5. bölüm

586 35 44
                                    

Kapının çalmasıyla Kyungsoo merdivenlerden hızlıca indi ve kapıyı açtı. Karşısında kocaman bavuluyla ona bakan bir Baekhyun vardı.

"Baekhyun?" Şaşırmamıştı, asıl şaşırdığı şey bu kadar geç gelmesiydi.

Baekhyun dudaklarını büzdü. "Özlemedin mi beni?"

Kyungsoo onun bu çocuksu haline kıkırdadı ve kollarını sıkıca boynuna sardı. "Çok özledim." Baekhyun da ona sarılınca gülümsedi.

Bavulu kaldırmaya çalıştığında çok ağır olduğunu görünce ofladı. Bu sefer Baekhyun'la ikisi kaldırmışlardı ama yine çok ağırdı. Mutfaktan çıkıp yanlarına gelen Jongin'i görünce rahat bir nefes verdi.

"Ben alayım onu isterseniz." Kyungsoo ağır bavulu Jongin'in eline verdi.

"Jongin hyung bu benim en yakın arkadaşım Baekhyun ve Baekhyun, bu ablamın nişanlısı Jongin hyung." Jongin yapmacık bir şekilde gülümsedi. "Tanıştığımıza memnun oldum."

Baekhyun kafasını salladı. "Ben de."

Kyungsoo, Baekhyun'u oturması için yönlendirdikten sonra Jongin'in arkasından gitti. "Benim odama çıkartabilir misin hyung?" Jongin başını salladı ve bavulu Kyungsoo'nun odasına bıraktı.

"Teşekkürler." Daha fazla bir şey demeden Baekhyun'un yanına inecekti ki Jongin'in kolunu tutmasıyla durdu. "Okuldan mı arkadaşın?"

"Hmhm. Aynı odada kalıyoruz." Jongin başını salladı ve hafifçe Kyungsoo'nun kolunu okşadı. Ardından gitmesine izin verdi.

Kyungsoo aşağı iner inmez Baekhyun'un oturduğu tekli koltuğun koluna oturmuştu. Telefonla konuşuyordu, büyük ihtimalle arayan kız arkadaşıydı.

Baekhyun telefonla konuşmaya devam ederken onun saçlarıyla oynamaya başlamıştı. Kyungsoo yurtta yokken saçına perma yaptırmış olmalıydı çünkü saçları kıvır kıvırdı. Ayrıca yumuşak olması da hoşuna gitmişti.

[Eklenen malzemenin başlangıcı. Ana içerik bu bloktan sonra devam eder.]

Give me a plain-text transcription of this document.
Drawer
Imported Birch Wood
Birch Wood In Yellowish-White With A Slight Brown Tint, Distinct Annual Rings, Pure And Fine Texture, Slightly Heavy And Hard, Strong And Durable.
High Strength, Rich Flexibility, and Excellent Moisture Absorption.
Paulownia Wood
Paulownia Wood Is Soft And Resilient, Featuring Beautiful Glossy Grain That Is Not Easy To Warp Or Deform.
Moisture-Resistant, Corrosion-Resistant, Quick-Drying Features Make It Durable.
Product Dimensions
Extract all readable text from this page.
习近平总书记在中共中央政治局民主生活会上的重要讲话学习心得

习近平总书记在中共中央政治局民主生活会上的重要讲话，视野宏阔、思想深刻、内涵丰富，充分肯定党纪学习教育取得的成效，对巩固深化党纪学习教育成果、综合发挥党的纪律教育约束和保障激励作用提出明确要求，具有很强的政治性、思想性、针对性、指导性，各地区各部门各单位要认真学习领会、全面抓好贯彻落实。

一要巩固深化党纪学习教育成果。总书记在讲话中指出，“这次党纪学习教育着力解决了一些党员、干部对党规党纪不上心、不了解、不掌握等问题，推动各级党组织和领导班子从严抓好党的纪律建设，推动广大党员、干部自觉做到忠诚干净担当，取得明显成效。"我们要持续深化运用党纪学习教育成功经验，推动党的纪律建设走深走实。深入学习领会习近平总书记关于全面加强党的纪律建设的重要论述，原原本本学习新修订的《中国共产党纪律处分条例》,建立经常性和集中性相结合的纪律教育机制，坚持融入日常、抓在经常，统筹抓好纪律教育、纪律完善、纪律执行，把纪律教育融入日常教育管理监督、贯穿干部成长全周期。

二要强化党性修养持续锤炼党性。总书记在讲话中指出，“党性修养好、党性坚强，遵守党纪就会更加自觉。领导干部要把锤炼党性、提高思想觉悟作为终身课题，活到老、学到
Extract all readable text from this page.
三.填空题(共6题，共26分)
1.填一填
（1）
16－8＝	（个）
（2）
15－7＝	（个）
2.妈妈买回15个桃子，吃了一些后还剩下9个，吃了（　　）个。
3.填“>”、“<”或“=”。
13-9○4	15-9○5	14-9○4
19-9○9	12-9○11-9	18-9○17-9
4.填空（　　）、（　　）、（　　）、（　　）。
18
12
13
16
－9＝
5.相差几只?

Baekhyun sert bir şekilde konuşmaya başlamıştı. Kyungsoo durdu ve ona baktı. "En yakın arkadaşımın yanına geldim. Her şeyi sana söylemek zorunda değilim. Hem bu ilişkiyi sen istedin, ben sana hazır değilim demişken hem de."

Eyvah.

Kavga ediyorlardı. Kyungsoo, Baekhyun'un elini tuttu ama Baekhyun o kadar sinirlenmişti ki elini direkt çekmişti. Bu daha kötü şeylerin olacağının habercisiydi, Baekhyun, Kyungsoo'dan gelen fiziksel teması hiçbir zaman reddetmezdi.

"Tamam! Ayrılalım o zaman, istediğin buysa eğer! Aptal aptal şeyleri sorun ediyorsun!" Baekhyun bağırarak bahçeye çıktığında Kyungsoo peşinden gitti ama onunla bahçeye çıkmadı. Evin içinde konuşmasını bitirmesini beklemek en iyisiydi.

Jongin'in yukarıdan indiğini görünce ona endişeli gözlerle baktı. Baekhyun'un bahçede bağırarak konuşmasına kızmasından korkuyordu.

Şükürler olsun ki hiçbir şey dememiş, sadece kaşlarını çatmıştı. "Bir sorun mu var?"

Kyungsoo bağırmayı kesen ve telefonu bahçedeki koltuğa atan Baekhyun'a baktı. "Kız arkadaşıyla kavga ediyor."

Kyungsoo bahçeye çıktı. "Ne oldu?" Baekhyun birden ona sarılınca ayrıldıklarını anladı.

"Bebeğim..." Baekhyun'un sırtını sıvazlamaya başladı. Saçlarına öpücükler kondurdu ve iyi bir arkadaş olarak nefesi kesilecek bir şekilde sarılmasını görmezden geldi.

Kyungsoo geriye çekildi ve Baekhyun'un yüzünü elleri arasına aldı. Gözleri doluydu. Akmak üzere olan gözyaşlarını silip yanaklarına birer öpücük kondurdu.